When it comes to biologics manufacturing, the place to be is Singapore—the country has seen nearly $1 billion in four biologic investments in less than two years.
“Of all the approved drugs in the United States in 2006, approximately 30 percent are biologic drugs,” said Yeoh Keat Chuan, Executive Director, Biomedical Sciences Group, Singapore Economic Development Board.
Unlike pharmaceutical medicines that are chemically synthesized, biologics manufacturing involves making protein-based drugs (i.e. vaccines, hormones and insulin) by culturing living cells.
In June 2000, Singapore was just coming out of an economic recession. To boost the economy, the government invested in high value-added, knowledge intensive areas, and one of those was the Biomedical Sciences initiative.
Current investments include:
• A $250 million February 2006 joint venture between Lonza Group and Singapore’s Bio*One Capital for the country’s first commercial-scale biologics manufacturing facility
• A $350 million December 2006 Lonza/Bio*One joint venture for a large-scale mammalian cell culture plant
• A $140 million March 2007 investment from Genentech for a commercial scale microbial-based biologics manufacturing facility and
• A $300 million over four years planned investment from GlaxoSmithKline (GSK) for the production of pediatric vaccines, which brings GSK’s total investment in Singapore to over $0.9 billion.
Additionally, Eli Lilly, GSK and Novartis have set up corporate research laboratories in the country.
Dr.
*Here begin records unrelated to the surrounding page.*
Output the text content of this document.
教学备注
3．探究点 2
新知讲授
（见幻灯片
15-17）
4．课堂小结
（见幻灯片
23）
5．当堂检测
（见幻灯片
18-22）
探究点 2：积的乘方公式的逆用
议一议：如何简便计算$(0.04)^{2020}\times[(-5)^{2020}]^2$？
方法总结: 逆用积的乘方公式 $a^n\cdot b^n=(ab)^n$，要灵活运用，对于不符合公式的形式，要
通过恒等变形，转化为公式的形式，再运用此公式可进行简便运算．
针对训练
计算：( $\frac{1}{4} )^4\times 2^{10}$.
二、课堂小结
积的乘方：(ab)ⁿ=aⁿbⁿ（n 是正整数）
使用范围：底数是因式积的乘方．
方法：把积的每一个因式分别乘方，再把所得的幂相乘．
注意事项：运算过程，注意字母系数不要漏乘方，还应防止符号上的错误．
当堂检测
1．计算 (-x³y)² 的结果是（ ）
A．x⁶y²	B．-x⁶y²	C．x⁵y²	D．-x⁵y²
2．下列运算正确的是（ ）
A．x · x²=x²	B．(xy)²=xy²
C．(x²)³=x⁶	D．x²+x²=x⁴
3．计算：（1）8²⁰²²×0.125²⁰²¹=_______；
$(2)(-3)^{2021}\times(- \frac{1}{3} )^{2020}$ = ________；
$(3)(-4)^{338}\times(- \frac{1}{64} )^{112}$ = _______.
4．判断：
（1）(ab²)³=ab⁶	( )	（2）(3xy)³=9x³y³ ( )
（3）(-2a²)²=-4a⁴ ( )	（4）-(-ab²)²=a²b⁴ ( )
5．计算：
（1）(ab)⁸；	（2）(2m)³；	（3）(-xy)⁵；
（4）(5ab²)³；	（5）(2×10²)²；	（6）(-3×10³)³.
Stephan Kutzer, Head of Lonza Biopharmaceutical, said the company “had decided to build its presence in the Asian market early to support our growing life sciences customer base.”
“As part of several possible sites, Singapore was selected due to its committed workforce, excellent education system, competitive cost position and strong intellectual property protection laws,” he added. “It is also a geographically strategic location, which adds to Lonza’s existing infrastructure.”
Patrick Y. Yang, Ph.D., Executive Vice President, Product Operations for Genentech, echoes Dr. Kutzer’s reasoning, adding Singapore has “a supportive business environment with reliable and transparent government agencies.”
So how does Singapore attract huge investments over its neighbors? Unlike China, Singapore has strong intellectual property protection and regulatory infrastructure. It has also built a highly skilled labor pool—about 3,500 university graduates and 3,000 technicians are trained in life sciences annually—through a series of government initiatives.
One such initiative is the Economic Development Board’s partnership program that sends new graduates to companies like Lonza for on-the-job training for a period of up to 24 months. Lonza currently has 70 graduates in training at its facilities in Slough, UK, and Portsmouth, N.H.
“The intent of this initiative is to develop a ready pool of talent with the relevant working experience. To date, we have sent approximately 250 trainees to our training partners’ facilities,” said Yeoh.
Yeoh adds that there are specific training courses, such as the bioprocess internship program at the Bioprocessing Technology Institute, that provide training with expression engineering, cell culture, analytical techniques and Good Manufacturing Practices.
To facilitate plant startups, Singapore offers two main location options, the Biopolis and the Tuas Biomedical Park (TBP).
“International pharmaceutical and biotechnology companies, promising local start-ups and contract research service providers co-exist and collaborate with each other, as well as with the seven public R&D institutions at Biopolis, a purpose-built campus for biomedical sciences research,” said Yeoh.
The TBP was designed for biologics and pharmaceutical manufacturing. It covers more than 370 hectares of land and members include Abbott, Ciba Vision, Genentech, GSK Biologicals, Lonza, Merck Sharp & Dohme, Novartis, Pfizer, Wyeth Nutritionals and Wyeth Pharmaceuticals.
“TBP had been developed as a ‘plug and play’ environment for manufacturing operations, providing ready access to essential infrastructure such as roads, drainage systems, power and water supply, as well as telecommunication lines,” Yeoh said.
Taking R&D a step further, the country provides advantages for each stage of operations.
“For companies looking to Singapore for biologics manufacturing outsourcing solutions, we have developed a continuum of services in Singapore to support companies in the entire range of activities from bioprocess research, pilot-scale manufacturing to commercial-scale manufacturing,” noted Yeoh.
Given the strong governmental push behind the biomedical sciences sector, it is not surprising that the industry is thriving, with fixed asset investment commitments reaching $586.6 million. For 2006, manufacturing output in the sector rose to $15 billion, a 30.2 percent increase over 2005.
Biomedical Sciences is expected to see a strong future in Singapore, as it is forecast to see $16.3 billion in manufacturing output and create 15,000 jobs by 2015.
“For the next phase of the Biomedical Sciences initiative (2006-2010), we will focus on building up capabilities in translational medicine and clinical sciences to bring discoveries from the lab to the clinic,” Yeoh added.